Sukumaran J, Knowles LL, 2017. Multispecies coalescent delimits structure, not species. PNAS 7: 1607-1612.The context is species delimitation: given a bunch of individuals, how many species are there, and which individuals belong to which species? There are a number of ways to address these questions, and they partly depend on the available data and technology and partly on the species concept the researcher is using.
Very traditionally, of course, a taxonomist would look at the morphology of the specimens and more or less intuitively try to form clusters of similar specimens separated from each other by gaps in morphological variation. In other words, a qualitative application of the Genotypic Cluster Species Concept. More dubious approaches would involve ideal "types" (in a Platonic sense), "central identities", or rules of thumb on the lines of "one difference means subspecies, two differences means species", none of which seem to have much basis in what we know about genetics or evolutionary biology.

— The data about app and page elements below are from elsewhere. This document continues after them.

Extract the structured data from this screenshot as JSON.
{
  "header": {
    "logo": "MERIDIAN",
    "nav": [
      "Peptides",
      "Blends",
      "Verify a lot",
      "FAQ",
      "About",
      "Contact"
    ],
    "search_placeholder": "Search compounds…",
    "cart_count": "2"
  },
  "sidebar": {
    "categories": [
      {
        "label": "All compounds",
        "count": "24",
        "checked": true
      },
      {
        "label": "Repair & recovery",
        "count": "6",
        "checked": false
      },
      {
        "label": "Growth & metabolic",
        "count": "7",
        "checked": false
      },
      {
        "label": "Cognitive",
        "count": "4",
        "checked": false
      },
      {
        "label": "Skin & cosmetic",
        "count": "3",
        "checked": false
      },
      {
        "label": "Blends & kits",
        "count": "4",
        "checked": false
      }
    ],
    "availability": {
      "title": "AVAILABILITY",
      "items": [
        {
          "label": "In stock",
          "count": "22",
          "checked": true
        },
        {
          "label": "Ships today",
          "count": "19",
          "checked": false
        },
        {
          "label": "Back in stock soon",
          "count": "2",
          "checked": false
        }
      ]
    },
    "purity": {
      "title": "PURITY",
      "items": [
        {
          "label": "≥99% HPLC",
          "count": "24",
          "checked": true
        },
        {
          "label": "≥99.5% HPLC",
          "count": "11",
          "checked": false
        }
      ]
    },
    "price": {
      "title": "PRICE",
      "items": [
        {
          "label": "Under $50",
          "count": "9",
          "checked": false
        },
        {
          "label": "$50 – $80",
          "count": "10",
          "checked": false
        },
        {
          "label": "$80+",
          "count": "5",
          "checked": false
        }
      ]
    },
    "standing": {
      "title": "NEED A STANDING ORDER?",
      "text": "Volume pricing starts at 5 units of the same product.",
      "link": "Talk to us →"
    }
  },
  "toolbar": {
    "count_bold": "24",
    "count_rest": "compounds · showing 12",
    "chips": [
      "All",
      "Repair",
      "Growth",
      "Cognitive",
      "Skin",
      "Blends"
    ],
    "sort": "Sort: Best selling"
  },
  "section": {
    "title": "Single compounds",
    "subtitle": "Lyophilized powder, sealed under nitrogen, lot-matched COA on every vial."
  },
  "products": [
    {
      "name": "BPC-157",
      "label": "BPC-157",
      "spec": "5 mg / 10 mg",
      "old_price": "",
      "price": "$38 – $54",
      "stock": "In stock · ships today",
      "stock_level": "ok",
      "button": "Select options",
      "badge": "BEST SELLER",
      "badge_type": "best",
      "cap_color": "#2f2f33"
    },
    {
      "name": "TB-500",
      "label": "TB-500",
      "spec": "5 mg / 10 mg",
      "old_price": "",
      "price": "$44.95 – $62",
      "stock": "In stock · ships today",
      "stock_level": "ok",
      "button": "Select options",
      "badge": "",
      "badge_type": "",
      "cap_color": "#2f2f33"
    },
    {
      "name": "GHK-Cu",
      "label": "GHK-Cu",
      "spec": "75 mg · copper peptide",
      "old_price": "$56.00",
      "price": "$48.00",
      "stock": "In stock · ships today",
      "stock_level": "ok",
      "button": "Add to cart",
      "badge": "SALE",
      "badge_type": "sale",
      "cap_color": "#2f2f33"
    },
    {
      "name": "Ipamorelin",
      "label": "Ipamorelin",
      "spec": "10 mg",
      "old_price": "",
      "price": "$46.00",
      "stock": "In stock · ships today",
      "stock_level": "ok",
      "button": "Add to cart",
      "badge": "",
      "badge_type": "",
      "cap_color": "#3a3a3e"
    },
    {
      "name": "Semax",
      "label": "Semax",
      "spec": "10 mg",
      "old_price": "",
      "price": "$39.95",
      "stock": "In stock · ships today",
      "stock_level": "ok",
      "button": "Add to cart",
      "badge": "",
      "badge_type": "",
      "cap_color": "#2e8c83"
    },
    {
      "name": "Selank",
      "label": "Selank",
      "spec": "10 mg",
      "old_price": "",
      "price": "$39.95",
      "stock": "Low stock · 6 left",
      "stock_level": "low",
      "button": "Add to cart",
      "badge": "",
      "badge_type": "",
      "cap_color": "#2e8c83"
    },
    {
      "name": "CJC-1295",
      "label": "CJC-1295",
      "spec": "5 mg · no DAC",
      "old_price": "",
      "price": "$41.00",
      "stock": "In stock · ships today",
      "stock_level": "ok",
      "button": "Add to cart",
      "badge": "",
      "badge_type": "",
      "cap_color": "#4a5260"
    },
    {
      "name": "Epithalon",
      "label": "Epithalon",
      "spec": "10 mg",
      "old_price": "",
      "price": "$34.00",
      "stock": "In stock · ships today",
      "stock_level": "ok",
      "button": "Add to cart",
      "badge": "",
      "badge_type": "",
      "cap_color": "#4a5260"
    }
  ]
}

More formally, one can take the same theoretical approach but conduct an explicit, quantitative analysis. Score the morphological data and produce a pair-wise distance matrix for example with the Gower metric, then do a Principal Coordinates Analysis to visualise potential clusters and gaps between them, or do hierarchical or non-hierarchical clustering. The same can be done with non-morphological data, such as environmental data from the collecting localities, in that case to show that putative species have different ecological niches.
A clustering approach can also, of course, be used for genetic data. In that case one would use some kind of genotyping approach, for example microsatellites, AFLP or genome-wide SNPs, and do hierarchical clustering or use a software such as STRUCTURE. Although using a population genetics model, the results produced by the latter are at a practical level comparable to the non-hierarchical clustering in that we get an optimal number of clusters and information on what sample belongs to what cluster; we then need to make the additional interpretative step of assuming that the clusters are the species. (Meaning we have solved the grouping problem but need additional arguments to solve the ranking problem.)
But today more and more people have multi-locus sequence data at their disposal. They are used for phylogenetics under the coalescent model and using species tree approaches, so it was probably unavoidable that the coalescent model would also be applied to species delimitation. The idea behind the relevant software tools such as the currently very popular BPP (disclosure: I have never used it) is that the information from multiple loci can be used to figure out how many species there are among the samples, under the assumption that samples belonging to the same species should have a history of reticulation but samples belonging to different species should have a history of (permanent) lineage divergence.
That sounds logical, but the aforementioned paper seems to hit this idea under the waterline: as the title suggests, the authors conclude that species delimitation under the coalescent resolves population structure, not species limits.
Frankly, although the method has been extremely popular lately, there has also been a lot of scepticism in the community. After all, its application has produced rather one-sided results, nearly always splitting species into several smaller species. I have heard a talk that amounted to a scathing criticism of the approach, arguing that genetic isolation of a small population for less than 200 years would be enough to make it show up as a separate "species" under the coalescent, surely a ridiculous outcome.
Consequently, the present paper fits my thinking on the issue; I, personally, would rather use clustering approaches to search for gaps in variation. But that being said, the way the authors addressed the issue still seems a bit odd to me and leaves me wondering how far their particular argument will carry.
The thing is, the study does not involve any empirical data, it is entirely based on simulations. The authors used a model under which at first only populations split and then some of them may turn into separate species after varying lag times; although there does not appear to be an explicit process in the model I guess the assumption is that it needs a bit of time to accumulate enough differences that a population cannot reunite with its sister population even if they get back into contact with each other. They then simulated species lineages under that model, and then gene trees in those species lineages, and then sequence matrices for those gene trees. And then they analysed the sequence matrices with the coalescent-based species delimitation approach trying to get the original species back.
Surprise, surprise, the coalescent species delimitation approach recovered the population splits, not the species splits. But what has this really shown? As far as I can tell, it has shown that an approach using a model counting all population splits immediately as species splits will not produce the results expected under a model not counting all population splits immediately as species splits.
Maybe I am missing something, but that is exactly what I would have expected before complex simulations on supercomputers had been conducted. If I simulate bicycle rides under a model that assumes I cycle to work at 20 km/h and then try to fit the results back to a model that assumes I cycle to work at 100 km/h I will also likely find that there is poor fit, right? But that does not tell me anything about how fast I really cycle to work, or in other words, anything about which of the two models is a better fit to reality.
Consequently I have to admit that arguments on the lines of "this real-life population that is clearly not a separate species but has merely been isolated for 200 years comes out as a new species under the coalescent approach" seem to be more impressive.